It's been two years since rumors of mad cows in Texas sank cattle futures at the Chicago Mercantile Exchange when a woman with Creutzfeldt-Jakob Disease (CJD), human mad cow disease, was admitted to an Amarillo hospital.
"The rumor was started, and it's totally unfounded, that there were cattle with BSE in Texas," Ted McCollum, beef cattle specialist with the Amarillo office of Texas AgriLife Extension, told the press.
Of course it's easy to see how the rumor got started that there were cattle with BSE in Texas since there were cattle with BSE in Texas.
In 2005, the first "home grown" mad cow was found on a Texas ranch whose identity authorities protected. A 12-year-old beef cow used for breeding, she was sent to Champion Pet Food in Waco when she became a downer. The ranch was quarantined while authorities searched for the animal's offspring and older animals.
Now there are two "mysterious" cases of CJD in McLennan county, Texas says the Waco Tribune-Herald --"a statistical anomaly considering that only one in 1 million people worldwide is affected by the condition in any given year."
The statistical abnormality is also visible on the Texas Department of State Health Services map on its web site. There have been 144 cases of CJD in Texas since 2000 and 44 of them appear in clusters.

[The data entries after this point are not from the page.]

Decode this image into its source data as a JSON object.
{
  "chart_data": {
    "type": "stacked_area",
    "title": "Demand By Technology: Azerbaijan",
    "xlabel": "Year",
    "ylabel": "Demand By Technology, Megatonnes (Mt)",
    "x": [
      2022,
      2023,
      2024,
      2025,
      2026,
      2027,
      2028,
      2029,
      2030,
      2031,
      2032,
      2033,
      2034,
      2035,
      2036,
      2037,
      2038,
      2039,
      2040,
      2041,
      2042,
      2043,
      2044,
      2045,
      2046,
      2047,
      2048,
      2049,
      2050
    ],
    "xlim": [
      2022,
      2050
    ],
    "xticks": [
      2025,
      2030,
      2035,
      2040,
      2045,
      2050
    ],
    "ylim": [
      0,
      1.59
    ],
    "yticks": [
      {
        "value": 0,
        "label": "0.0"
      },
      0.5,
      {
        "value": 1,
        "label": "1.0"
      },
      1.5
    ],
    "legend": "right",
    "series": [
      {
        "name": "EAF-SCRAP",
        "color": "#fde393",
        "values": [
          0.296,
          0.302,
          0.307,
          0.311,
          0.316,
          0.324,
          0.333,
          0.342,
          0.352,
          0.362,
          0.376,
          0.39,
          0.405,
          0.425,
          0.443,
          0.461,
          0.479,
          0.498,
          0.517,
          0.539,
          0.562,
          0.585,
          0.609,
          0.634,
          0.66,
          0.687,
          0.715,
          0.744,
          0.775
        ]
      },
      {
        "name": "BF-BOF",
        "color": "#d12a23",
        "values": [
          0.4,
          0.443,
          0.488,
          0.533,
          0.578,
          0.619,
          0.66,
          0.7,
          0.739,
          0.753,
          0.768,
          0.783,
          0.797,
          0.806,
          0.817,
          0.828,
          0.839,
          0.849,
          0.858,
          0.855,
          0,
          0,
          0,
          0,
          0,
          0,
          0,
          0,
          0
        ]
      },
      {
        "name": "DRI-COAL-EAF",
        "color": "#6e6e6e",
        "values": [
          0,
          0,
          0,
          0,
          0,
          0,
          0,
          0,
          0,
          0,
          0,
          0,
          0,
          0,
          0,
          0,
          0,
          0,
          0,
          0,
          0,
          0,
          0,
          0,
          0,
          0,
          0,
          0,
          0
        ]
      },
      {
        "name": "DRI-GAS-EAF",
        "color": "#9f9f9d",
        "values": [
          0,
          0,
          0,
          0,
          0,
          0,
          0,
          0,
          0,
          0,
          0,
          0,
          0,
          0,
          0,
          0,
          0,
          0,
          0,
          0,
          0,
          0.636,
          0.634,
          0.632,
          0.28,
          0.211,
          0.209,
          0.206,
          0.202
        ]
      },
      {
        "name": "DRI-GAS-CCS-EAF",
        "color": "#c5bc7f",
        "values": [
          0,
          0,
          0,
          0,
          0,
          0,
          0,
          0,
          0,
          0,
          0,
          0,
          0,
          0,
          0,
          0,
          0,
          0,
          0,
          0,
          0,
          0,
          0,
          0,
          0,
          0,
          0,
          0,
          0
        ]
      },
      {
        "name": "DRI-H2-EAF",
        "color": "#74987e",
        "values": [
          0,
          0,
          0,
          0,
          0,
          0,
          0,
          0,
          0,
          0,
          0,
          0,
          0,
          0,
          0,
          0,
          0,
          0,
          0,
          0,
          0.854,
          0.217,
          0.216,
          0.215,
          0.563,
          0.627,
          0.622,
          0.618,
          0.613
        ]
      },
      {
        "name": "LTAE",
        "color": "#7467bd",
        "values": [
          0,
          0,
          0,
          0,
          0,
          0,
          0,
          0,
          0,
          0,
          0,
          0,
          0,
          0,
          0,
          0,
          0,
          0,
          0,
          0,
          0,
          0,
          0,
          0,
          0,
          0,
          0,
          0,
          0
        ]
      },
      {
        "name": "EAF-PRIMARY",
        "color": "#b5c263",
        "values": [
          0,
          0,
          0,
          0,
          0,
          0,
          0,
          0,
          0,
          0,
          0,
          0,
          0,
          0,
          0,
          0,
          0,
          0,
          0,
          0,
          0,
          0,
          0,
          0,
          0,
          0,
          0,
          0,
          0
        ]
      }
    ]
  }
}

If CJD is caused for unknown reasons (sporadic) or is familial, it would not come in clusters.
It has been years since the San Francisco Chronicle reported that 11 restaurants in nine California counties served meat from the first US mad cow, imported from Canada in 2003. A subsequent audit of US slaughterhouses to win back Asian exports which were lost over the cow, found 29 more downers slipped into the food supply because some inspectors "did not believe that they had the authority" to go into their pens. But then Secretary Johanns assured the press the cattle were healthy when they arrived at the slaughterhouse but became suddenly unable to walk for one reason or another.